BİR DUYGUDURUM SAPTAMASI
“Hayata bir kere geç kalırsın. Ondan sonra hep geç
kalmışlığının acısını çekersin” derler. Gerçekten öyle midir? Peki, neden geç
kaldığımızı hissederiz ki? Bize geç kaldığımızı fısıldayan istesek de
yetişemeyeceğimizi sürekli hatırlatan bu ses… Ya geç kalmak hayat akışının bir
parçasıysa… Bizi bu hayata tekrar tekrar bağlayan şey, hep bir şeylere geç
kalmışlık hissi yaşamamızsa…
***
Kafamda deli sorularla, elimde bir kitap boşluğu dinliyorum.
Bazen ben mi kitaba yaslanıyorum yoksa kitap mı var olmak için bana ihtiyaç
duyuyor anlamıyorum.
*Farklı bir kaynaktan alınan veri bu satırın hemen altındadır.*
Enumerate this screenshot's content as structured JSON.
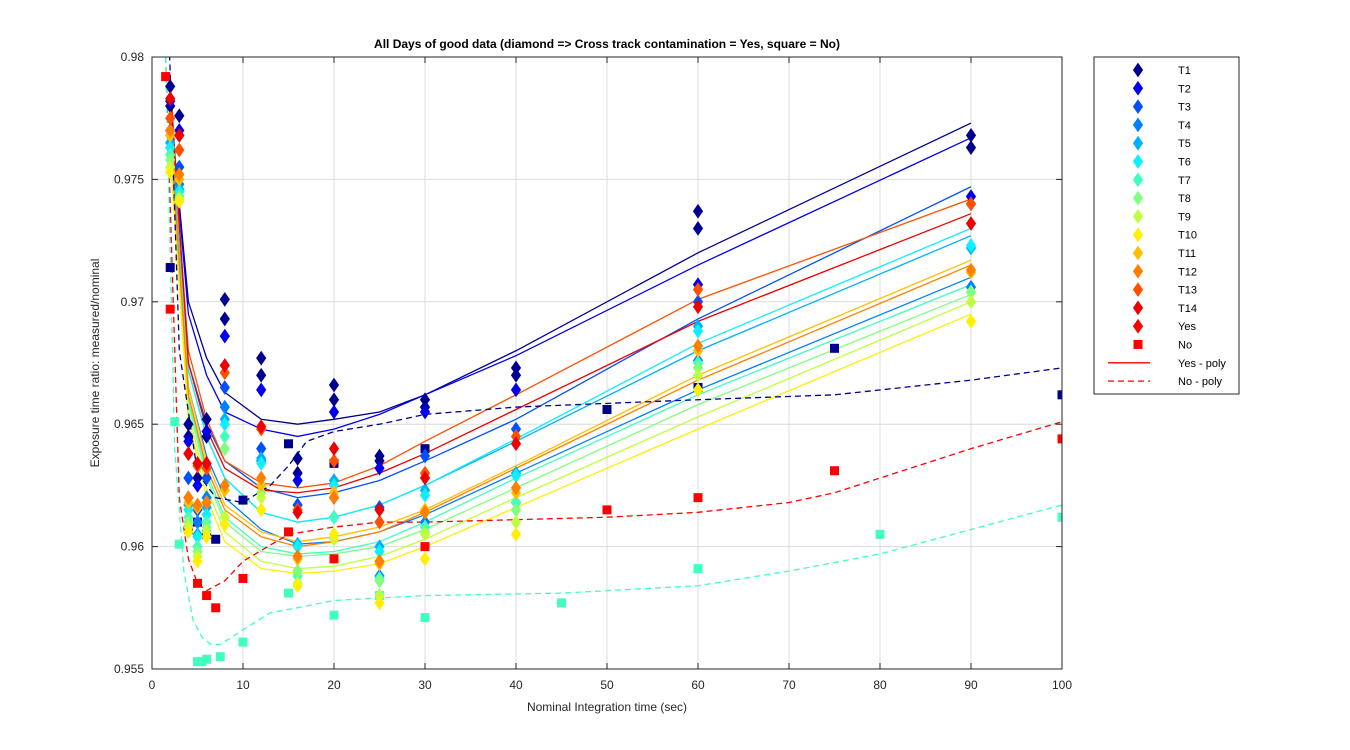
{
  "chart_data": {
    "type": "scatter",
    "title": "All Days of good data  (diamond => Cross track contamination = Yes, square = No)",
    "xlabel": "Nominal Integration time (sec)",
    "ylabel": "Exposure time ratio: measured/nominal",
    "xlim": [
      0,
      100
    ],
    "ylim": [
      0.955,
      0.98
    ],
    "xticks": [
      "0",
      "10",
      "20",
      "30",
      "40",
      "50",
      "60",
      "70",
      "80",
      "90",
      "100"
    ],
    "yticks": [
      "0.955",
      "0.96",
      "0.965",
      "0.97",
      "0.975",
      "0.98"
    ],
    "grid": true,
    "legend_position": "outside-right",
    "legend": [
      "T1",
      "T2",
      "T3",
      "T4",
      "T5",
      "T6",
      "T7",
      "T8",
      "T9",
      "T10",
      "T11",
      "T12",
      "T13",
      "T14",
      "Yes",
      "No",
      "Yes - poly",
      "No - poly"
    ],
    "series_colors": [
      "#00008f",
      "#0000ef",
      "#0050ff",
      "#0080ff",
      "#00b0ff",
      "#10efff",
      "#40ffbf",
      "#80ff80",
      "#bfff40",
      "#ffef00",
      "#ffbf00",
      "#ff8000",
      "#ff5000",
      "#ef0000",
      "#ff0000",
      "#ff0000"
    ],
    "yes_poly_x": [
      2,
      4,
      6,
      8,
      12,
      16,
      20,
      25,
      30,
      40,
      60,
      90
    ],
    "yes_poly_curves": [
      {
        "color": "#00008f",
        "y": [
          0.978,
          0.97,
          0.9677,
          0.9663,
          0.9652,
          0.965,
          0.9652,
          0.9655,
          0.9662,
          0.968,
          0.972,
          0.9773
        ]
      },
      {
        "color": "#0000ef",
        "y": [
          0.978,
          0.9695,
          0.967,
          0.9655,
          0.9648,
          0.9645,
          0.9648,
          0.9654,
          0.9662,
          0.9678,
          0.9715,
          0.9767
        ]
      },
      {
        "color": "#0050ff",
        "y": [
          0.977,
          0.9675,
          0.965,
          0.9635,
          0.9624,
          0.962,
          0.9622,
          0.9627,
          0.9635,
          0.9652,
          0.9693,
          0.9747
        ]
      },
      {
        "color": "#0080ff",
        "y": [
          0.977,
          0.9665,
          0.9637,
          0.962,
          0.9607,
          0.9601,
          0.9602,
          0.9606,
          0.9613,
          0.963,
          0.9664,
          0.971
        ]
      },
      {
        "color": "#00b0ff",
        "y": [
          0.977,
          0.9672,
          0.9645,
          0.9628,
          0.9614,
          0.961,
          0.9612,
          0.9617,
          0.9625,
          0.9643,
          0.968,
          0.9727
        ]
      },
      {
        "color": "#10efff",
        "y": [
          0.977,
          0.9672,
          0.9645,
          0.9628,
          0.9614,
          0.961,
          0.9612,
          0.9617,
          0.9625,
          0.9644,
          0.9683,
          0.973
        ]
      },
      {
        "color": "#40ffbf",
        "y": [
          0.976,
          0.966,
          0.963,
          0.9612,
          0.96,
          0.9597,
          0.9598,
          0.9602,
          0.961,
          0.9628,
          0.9662,
          0.9707
        ]
      },
      {
        "color": "#80ff80",
        "y": [
          0.976,
          0.9658,
          0.9628,
          0.961,
          0.9598,
          0.9596,
          0.9597,
          0.96,
          0.9607,
          0.9624,
          0.9658,
          0.9703
        ]
      },
      {
        "color": "#bfff40",
        "y": [
          0.976,
          0.9655,
          0.9624,
          0.9606,
          0.9594,
          0.9591,
          0.9592,
          0.9596,
          0.9603,
          0.962,
          0.9653,
          0.97
        ]
      },
      {
        "color": "#ffef00",
        "y": [
          0.976,
          0.9652,
          0.962,
          0.9602,
          0.9591,
          0.9589,
          0.959,
          0.9593,
          0.96,
          0.9616,
          0.9648,
          0.9695
        ]
      },
      {
        "color": "#ffbf00",
        "y": [
          0.977,
          0.9665,
          0.9635,
          0.9617,
          0.9606,
          0.9602,
          0.9604,
          0.9608,
          0.9615,
          0.9633,
          0.967,
          0.9717
        ]
      },
      {
        "color": "#ff8000",
        "y": [
          0.977,
          0.9662,
          0.9632,
          0.9615,
          0.9604,
          0.96,
          0.9602,
          0.9606,
          0.9614,
          0.9632,
          0.9668,
          0.9715
        ]
      },
      {
        "color": "#ff5000",
        "y": [
          0.978,
          0.968,
          0.9652,
          0.9635,
          0.9626,
          0.9624,
          0.9626,
          0.9633,
          0.9643,
          0.9662,
          0.9701,
          0.9742
        ]
      },
      {
        "color": "#ef0000",
        "y": [
          0.979,
          0.9675,
          0.9648,
          0.9632,
          0.9623,
          0.9622,
          0.9624,
          0.963,
          0.9638,
          0.9656,
          0.9692,
          0.9736
        ]
      }
    ],
    "no_poly_curves": [
      {
        "color": "#00008f",
        "x": [
          1.5,
          3,
          5,
          7,
          10,
          13,
          15,
          17,
          20,
          25,
          30,
          40,
          60,
          75,
          90,
          100
        ],
        "y": [
          0.985,
          0.968,
          0.963,
          0.962,
          0.9618,
          0.9625,
          0.9633,
          0.9643,
          0.9647,
          0.965,
          0.9654,
          0.9657,
          0.966,
          0.9662,
          0.9668,
          0.9673
        ]
      },
      {
        "color": "#ff0000",
        "x": [
          1.5,
          3,
          4,
          5,
          6,
          8,
          10,
          15,
          20,
          25,
          30,
          40,
          50,
          60,
          70,
          75,
          80,
          90,
          100
        ],
        "y": [
          0.98,
          0.962,
          0.9595,
          0.9585,
          0.9582,
          0.9586,
          0.9594,
          0.9605,
          0.9608,
          0.961,
          0.961,
          0.9611,
          0.9612,
          0.9614,
          0.9618,
          0.9622,
          0.9628,
          0.964,
          0.9651
        ]
      },
      {
        "color": "#40ffbf",
        "x": [
          1.5,
          2.5,
          3.5,
          4.5,
          5.5,
          6.5,
          7.5,
          10,
          13,
          16,
          20,
          30,
          45,
          60,
          70,
          80,
          90,
          100
        ],
        "y": [
          0.98,
          0.964,
          0.959,
          0.957,
          0.9563,
          0.956,
          0.956,
          0.9566,
          0.9573,
          0.9575,
          0.9578,
          0.958,
          0.9581,
          0.9584,
          0.959,
          0.9597,
          0.9607,
          0.9617
        ]
      }
    ],
    "diamonds": [
      {
        "color": "#00008f",
        "x": [
          2,
          2,
          3,
          3,
          4,
          4,
          5,
          5,
          6,
          6,
          8,
          8,
          12,
          12,
          16,
          16,
          20,
          20,
          25,
          25,
          30,
          30,
          40,
          40,
          60,
          60,
          90,
          90
        ],
        "y": [
          0.9788,
          0.978,
          0.9776,
          0.9768,
          0.965,
          0.9645,
          0.9628,
          0.9616,
          0.9652,
          0.9645,
          0.9701,
          0.9693,
          0.9677,
          0.967,
          0.9636,
          0.963,
          0.9666,
          0.966,
          0.9637,
          0.9635,
          0.966,
          0.9657,
          0.9673,
          0.967,
          0.9737,
          0.973,
          0.9768,
          0.9763
        ]
      },
      {
        "color": "#0000ef",
        "x": [
          2,
          3,
          4,
          5,
          6,
          8,
          12,
          16,
          20,
          25,
          30,
          40,
          60,
          90
        ],
        "y": [
          0.9782,
          0.977,
          0.9643,
          0.9625,
          0.9647,
          0.9686,
          0.9664,
          0.9627,
          0.9655,
          0.9632,
          0.9655,
          0.9664,
          0.9707,
          0.9743
        ]
      },
      {
        "color": "#0050ff",
        "x": [
          2,
          3,
          4,
          5,
          6,
          8,
          12,
          16,
          20,
          25,
          30,
          40,
          60,
          90
        ],
        "y": [
          0.977,
          0.9755,
          0.9628,
          0.9615,
          0.9628,
          0.9665,
          0.964,
          0.9617,
          0.962,
          0.9616,
          0.9637,
          0.9648,
          0.97,
          0.974
        ]
      },
      {
        "color": "#0080ff",
        "x": [
          2,
          3,
          4,
          5,
          6,
          8,
          12,
          16,
          20,
          25,
          30,
          40,
          60,
          90
        ],
        "y": [
          0.9768,
          0.9748,
          0.962,
          0.961,
          0.962,
          0.9657,
          0.9635,
          0.959,
          0.9612,
          0.9588,
          0.961,
          0.9618,
          0.9676,
          0.9706
        ]
      },
      {
        "color": "#00b0ff",
        "x": [
          2,
          3,
          4,
          5,
          6,
          8,
          12,
          16,
          20,
          25,
          30,
          40,
          60,
          90
        ],
        "y": [
          0.9765,
          0.9746,
          0.9617,
          0.9605,
          0.9616,
          0.9652,
          0.9636,
          0.9601,
          0.9627,
          0.96,
          0.9623,
          0.963,
          0.969,
          0.9722
        ]
      },
      {
        "color": "#10efff",
        "x": [
          2,
          3,
          4,
          5,
          6,
          8,
          12,
          16,
          20,
          25,
          30,
          40,
          60,
          90
        ],
        "y": [
          0.9763,
          0.9745,
          0.9615,
          0.9604,
          0.9613,
          0.965,
          0.9634,
          0.96,
          0.9625,
          0.9598,
          0.9621,
          0.9629,
          0.9688,
          0.9723
        ]
      },
      {
        "color": "#40ffbf",
        "x": [
          2,
          3,
          4,
          5,
          6,
          8,
          12,
          16,
          20,
          25,
          30,
          40,
          60,
          90
        ],
        "y": [
          0.976,
          0.9743,
          0.9612,
          0.96,
          0.961,
          0.9645,
          0.9625,
          0.9588,
          0.9612,
          0.9587,
          0.9608,
          0.9618,
          0.9675,
          0.9704
        ]
      },
      {
        "color": "#80ff80",
        "x": [
          2,
          3,
          4,
          5,
          6,
          8,
          12,
          16,
          20,
          25,
          30,
          40,
          60,
          90
        ],
        "y": [
          0.9758,
          0.9742,
          0.961,
          0.9598,
          0.9608,
          0.964,
          0.9622,
          0.959,
          0.9605,
          0.9586,
          0.9606,
          0.9615,
          0.9673,
          0.9704
        ]
      },
      {
        "color": "#bfff40",
        "x": [
          2,
          3,
          4,
          5,
          6,
          8,
          12,
          16,
          20,
          25,
          30,
          40,
          60,
          90
        ],
        "y": [
          0.9755,
          0.9742,
          0.9608,
          0.9596,
          0.9606,
          0.9612,
          0.962,
          0.9585,
          0.9603,
          0.958,
          0.9605,
          0.961,
          0.967,
          0.97
        ]
      },
      {
        "color": "#ffef00",
        "x": [
          2,
          3,
          4,
          5,
          6,
          8,
          12,
          16,
          20,
          25,
          30,
          40,
          60,
          90
        ],
        "y": [
          0.9753,
          0.9741,
          0.9606,
          0.9594,
          0.9604,
          0.9609,
          0.9615,
          0.9584,
          0.9605,
          0.9577,
          0.9595,
          0.9605,
          0.9664,
          0.9692
        ]
      },
      {
        "color": "#ffbf00",
        "x": [
          2,
          3,
          4,
          5,
          6,
          8,
          12,
          16,
          20,
          25,
          30,
          40,
          60,
          90
        ],
        "y": [
          0.9768,
          0.975,
          0.9618,
          0.9616,
          0.9618,
          0.9623,
          0.9625,
          0.9595,
          0.9622,
          0.9593,
          0.9615,
          0.9622,
          0.968,
          0.9712
        ]
      },
      {
        "color": "#ff8000",
        "x": [
          2,
          3,
          4,
          5,
          6,
          8,
          12,
          16,
          20,
          25,
          30,
          40,
          60,
          90
        ],
        "y": [
          0.977,
          0.9752,
          0.962,
          0.9617,
          0.9618,
          0.9625,
          0.9628,
          0.9596,
          0.962,
          0.9594,
          0.9614,
          0.9624,
          0.9682,
          0.9713
        ]
      },
      {
        "color": "#ff5000",
        "x": [
          2,
          3,
          4,
          5,
          6,
          8,
          12,
          16,
          20,
          25,
          30,
          40,
          60,
          90
        ],
        "y": [
          0.9775,
          0.9762,
          0.9638,
          0.9633,
          0.9632,
          0.9671,
          0.9648,
          0.9615,
          0.9635,
          0.961,
          0.963,
          0.9645,
          0.9705,
          0.974
        ]
      },
      {
        "color": "#ef0000",
        "x": [
          2,
          3,
          4,
          5,
          6,
          8,
          12,
          16,
          20,
          25,
          30,
          40,
          60,
          90
        ],
        "y": [
          0.9783,
          0.9768,
          0.9638,
          0.9634,
          0.9634,
          0.9674,
          0.9649,
          0.9614,
          0.964,
          0.9615,
          0.9628,
          0.9642,
          0.9698,
          0.9732
        ]
      }
    ],
    "squares": [
      {
        "color": "#00008f",
        "x": [
          2,
          5,
          6,
          7,
          10,
          15,
          20,
          30,
          50,
          60,
          75,
          100
        ],
        "y": [
          0.9714,
          0.961,
          0.9605,
          0.9603,
          0.9619,
          0.9642,
          0.9634,
          0.964,
          0.9656,
          0.9665,
          0.9681,
          0.9662
        ]
      },
      {
        "color": "#ff0000",
        "x": [
          1.5,
          2,
          4,
          5,
          6,
          7,
          10,
          15,
          20,
          30,
          50,
          60,
          75,
          100
        ],
        "y": [
          0.9792,
          0.9697,
          0.9607,
          0.9585,
          0.958,
          0.9575,
          0.9587,
          0.9606,
          0.9595,
          0.96,
          0.9615,
          0.962,
          0.9631,
          0.9644
        ]
      },
      {
        "color": "#40ffbf",
        "x": [
          2.5,
          3,
          5,
          5.5,
          6,
          7.5,
          10,
          15,
          20,
          25,
          30,
          45,
          60,
          80,
          100
        ],
        "y": [
          0.9651,
          0.9601,
          0.9553,
          0.9553,
          0.9554,
          0.9555,
          0.9561,
          0.9581,
          0.9572,
          0.958,
          0.9571,
          0.9577,
          0.9591,
          0.9605,
          0.9612
        ]
      }
    ]
  }
}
Ancak bildiğim tek bir gerçek var. Bana içini açan bu
kitap, bıraktığım yerden başlayabileceğimi söylüyor bana.
Hem nasıl devam edemiyorum ki? Ne yaşayacağımız taşa yazılı
değil. Hayatımızı şekillendiren, aldığımız kararlarla biziz. Bazen
kararlarımız, gerçekten de bizde bir şeyleri geciktirebilir ama tamamen ortadan
kaldırmaz. Yaşadığımız her olumsuzluk bizi bu hayattan el çektirseydi işimiz
işti. O zaman hatalarımızdan ders alıp nasıl daha doğru kararlar almayı
öğreneceğiz ki!
***
Bazen öyle bir şey yaşarsın hayat sana çok kısa ve anlamsız
gelir ama bazen de öyle bir şey gelir kapını çalar ki sadece o an için
yaşadığına kanaat getirirsin. Burada düşünmemiz gereken, hayatın anlam
arayışıdır. Hayat gerçekten bize bahşedilmiş bir değerse o zaman bizim de ona
değer katmamız gerekmez mi?
İşte temel sorunsal budur: Ne yaparak hayata bir değer
katacağız? Tarihte bu hayata değer katmış çok istisnai insanlar sayabiliriz.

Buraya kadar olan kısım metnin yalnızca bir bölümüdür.